2017 Rate Request Early Look: Indiana

Last year, Indiana was one of only two states to see virtually flat year over year premium increases on the ACA-compliant individual market, with rates going up a mere 0.7% on average. This year, unfortunately, that won't be the case...although at least one carrier, Celtic, is reducing their average rates by over 5%.

The good news is that I was able to track down the average rate change for all 6 carriers offering individual plans in Indiana (UnitedHealthcare is dropping out of the market, and I'm not sure what's going on with Aetna and Coordinated Care Corporation, both of which do have listings in Indiana's SERFF database for 2017...but neither of which has any actual filings listed. I presume these are placeholders for them to potentially enter the state market, which would be a good thing (and which Aetna has already indicated they might be doing next year). In addition, Golden Rule says that they'll be offering ACA-compliant policies starting next year as well (mainly for their current "transitional" enrollees).

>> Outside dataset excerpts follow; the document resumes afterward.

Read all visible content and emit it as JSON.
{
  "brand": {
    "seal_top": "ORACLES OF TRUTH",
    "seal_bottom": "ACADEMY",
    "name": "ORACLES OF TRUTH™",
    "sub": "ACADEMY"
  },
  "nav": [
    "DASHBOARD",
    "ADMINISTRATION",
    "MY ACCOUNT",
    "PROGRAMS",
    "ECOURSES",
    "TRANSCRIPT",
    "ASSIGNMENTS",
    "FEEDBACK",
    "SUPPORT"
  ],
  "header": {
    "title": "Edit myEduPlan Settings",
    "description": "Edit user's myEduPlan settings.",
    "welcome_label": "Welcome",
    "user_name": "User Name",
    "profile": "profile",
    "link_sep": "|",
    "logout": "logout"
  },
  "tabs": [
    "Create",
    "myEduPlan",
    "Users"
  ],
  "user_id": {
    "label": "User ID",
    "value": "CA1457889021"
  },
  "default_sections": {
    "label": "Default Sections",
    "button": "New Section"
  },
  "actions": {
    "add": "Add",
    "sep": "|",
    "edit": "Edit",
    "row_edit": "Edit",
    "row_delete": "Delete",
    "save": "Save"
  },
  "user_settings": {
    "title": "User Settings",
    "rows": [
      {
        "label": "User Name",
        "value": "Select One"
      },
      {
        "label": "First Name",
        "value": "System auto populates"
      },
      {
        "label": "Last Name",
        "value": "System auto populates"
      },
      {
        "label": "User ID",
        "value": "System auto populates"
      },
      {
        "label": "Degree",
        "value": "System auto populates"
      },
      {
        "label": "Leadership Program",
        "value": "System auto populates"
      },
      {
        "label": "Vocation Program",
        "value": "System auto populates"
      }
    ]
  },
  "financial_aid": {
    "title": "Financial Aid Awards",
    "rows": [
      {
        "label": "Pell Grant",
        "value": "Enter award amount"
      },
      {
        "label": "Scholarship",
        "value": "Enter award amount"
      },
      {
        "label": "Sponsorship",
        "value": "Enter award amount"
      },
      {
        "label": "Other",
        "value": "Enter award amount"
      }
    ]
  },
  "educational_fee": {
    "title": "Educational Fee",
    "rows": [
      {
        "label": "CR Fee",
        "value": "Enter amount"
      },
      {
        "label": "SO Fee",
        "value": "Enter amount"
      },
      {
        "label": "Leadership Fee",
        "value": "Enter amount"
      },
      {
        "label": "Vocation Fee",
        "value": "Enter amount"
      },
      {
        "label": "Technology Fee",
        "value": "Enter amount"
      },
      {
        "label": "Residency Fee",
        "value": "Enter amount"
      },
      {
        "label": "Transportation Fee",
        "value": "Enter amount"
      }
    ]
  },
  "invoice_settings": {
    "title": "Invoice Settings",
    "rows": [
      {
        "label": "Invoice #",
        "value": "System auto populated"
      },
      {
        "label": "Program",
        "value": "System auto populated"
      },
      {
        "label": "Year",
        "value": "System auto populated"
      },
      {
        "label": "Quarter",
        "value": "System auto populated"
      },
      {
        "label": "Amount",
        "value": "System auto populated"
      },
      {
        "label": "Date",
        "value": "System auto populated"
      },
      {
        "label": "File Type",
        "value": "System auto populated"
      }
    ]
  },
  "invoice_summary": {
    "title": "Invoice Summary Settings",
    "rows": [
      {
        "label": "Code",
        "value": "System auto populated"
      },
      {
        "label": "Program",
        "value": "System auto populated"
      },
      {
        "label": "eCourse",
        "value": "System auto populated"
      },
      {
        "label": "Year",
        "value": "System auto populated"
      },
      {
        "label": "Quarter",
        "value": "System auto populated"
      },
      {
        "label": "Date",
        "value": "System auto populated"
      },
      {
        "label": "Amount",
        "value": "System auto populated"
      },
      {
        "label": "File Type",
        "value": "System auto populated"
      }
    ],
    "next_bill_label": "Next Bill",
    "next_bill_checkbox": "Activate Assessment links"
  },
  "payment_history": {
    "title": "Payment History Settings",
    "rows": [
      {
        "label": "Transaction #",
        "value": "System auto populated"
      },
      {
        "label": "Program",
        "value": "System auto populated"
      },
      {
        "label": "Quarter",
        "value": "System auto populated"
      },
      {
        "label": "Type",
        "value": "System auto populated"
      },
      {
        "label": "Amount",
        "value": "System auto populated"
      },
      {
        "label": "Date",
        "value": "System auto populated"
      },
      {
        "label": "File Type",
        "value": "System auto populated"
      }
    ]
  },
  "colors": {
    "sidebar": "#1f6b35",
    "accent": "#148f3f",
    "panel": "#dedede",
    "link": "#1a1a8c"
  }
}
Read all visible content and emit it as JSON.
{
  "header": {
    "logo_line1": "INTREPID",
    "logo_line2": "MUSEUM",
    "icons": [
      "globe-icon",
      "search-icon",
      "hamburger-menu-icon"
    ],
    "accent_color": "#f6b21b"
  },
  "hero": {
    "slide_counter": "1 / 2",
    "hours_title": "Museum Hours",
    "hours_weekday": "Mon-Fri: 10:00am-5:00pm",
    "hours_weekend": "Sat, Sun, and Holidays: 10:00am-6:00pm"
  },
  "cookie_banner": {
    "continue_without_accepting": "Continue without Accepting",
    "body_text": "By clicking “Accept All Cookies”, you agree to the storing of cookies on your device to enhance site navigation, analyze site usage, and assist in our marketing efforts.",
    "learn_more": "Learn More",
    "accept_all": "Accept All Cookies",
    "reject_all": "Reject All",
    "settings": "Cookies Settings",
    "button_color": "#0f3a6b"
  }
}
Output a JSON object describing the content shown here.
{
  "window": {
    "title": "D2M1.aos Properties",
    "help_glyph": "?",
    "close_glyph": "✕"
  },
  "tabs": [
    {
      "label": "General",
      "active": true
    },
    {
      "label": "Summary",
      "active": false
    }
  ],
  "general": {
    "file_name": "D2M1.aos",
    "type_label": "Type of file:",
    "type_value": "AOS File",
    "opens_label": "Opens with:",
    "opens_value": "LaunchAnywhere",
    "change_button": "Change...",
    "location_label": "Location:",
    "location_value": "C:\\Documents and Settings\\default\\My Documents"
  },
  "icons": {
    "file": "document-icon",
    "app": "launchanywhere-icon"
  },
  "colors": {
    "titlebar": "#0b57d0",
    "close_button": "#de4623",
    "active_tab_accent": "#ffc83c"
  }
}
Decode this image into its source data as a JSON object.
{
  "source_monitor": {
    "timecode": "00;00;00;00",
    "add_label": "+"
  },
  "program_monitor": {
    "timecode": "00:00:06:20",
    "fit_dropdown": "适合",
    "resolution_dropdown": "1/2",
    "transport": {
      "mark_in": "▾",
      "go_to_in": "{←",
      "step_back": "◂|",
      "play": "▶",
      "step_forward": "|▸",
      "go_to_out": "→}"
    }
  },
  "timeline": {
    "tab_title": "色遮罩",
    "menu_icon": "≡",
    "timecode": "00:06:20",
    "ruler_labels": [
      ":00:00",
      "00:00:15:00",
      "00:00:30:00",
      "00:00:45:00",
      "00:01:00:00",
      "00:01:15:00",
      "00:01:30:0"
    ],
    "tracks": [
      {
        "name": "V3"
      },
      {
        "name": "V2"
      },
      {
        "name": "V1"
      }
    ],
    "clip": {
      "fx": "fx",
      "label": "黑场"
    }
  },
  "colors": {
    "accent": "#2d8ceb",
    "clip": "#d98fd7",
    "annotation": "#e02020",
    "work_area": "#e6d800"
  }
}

The bad news is that while I've hunted down the current enrollment numbers for 5 of the 6 renewing carriers, one of them, MDwise, is frustratingly unknown, making it tricky to calculate a weighted average rate hike. Actually, I only have hard numbers for 4 carriers; for Celtic I had to cheat a bit by using their projected enrollment for next year. At 197,000 member months, that's an average of around 16,400 enrollees both on & off the exchange.

Without MDwise included, the average of the other 5 carriers comes in at 19.25%. However, MDwise is only (only is relative, I realize) requesting an 11.5% average hike, so any additional enrollees from them would bring that average down somewhat. The problem is figuring out how many current enrollees MDwise has:

If you tally up all 5 of the other carriers, you get around 152,000 people. However, Indiana's individual market was over 230,000 in 2014, and has likely grown a good 25% or so since then (from 15.6 million to around 19.5 million nationally), so it's probably up to nearly 290,000 today. I'm assuming that perhaps 10% of these are still enrolled in grandfathered or transitional plans, but that still means that a good 108,000 people are "missing" from the table above.

Some are presumably being dropped from UnitedHealthcare, others from MDwise...but I have no idea how many that might be. The best case scenario would be if MDwise has every single one of them, or 42% of the total; if that's the case, the overall weighted average drops to a 16.0% increase.

Therefore, until further notice, I'm going to assume that Indiana's requested weighted average increase is somewhere between a 16.0 - 19.2%. Using the midpoint (these are all estimates anyway) gives me 17.6%.

UPDATE: OK, never mind; thanks to farmbellpsu for the catch; I've found MDwise's total current enrollment after all; it's around 29.4K, bringing the overall average requests in at 18% even.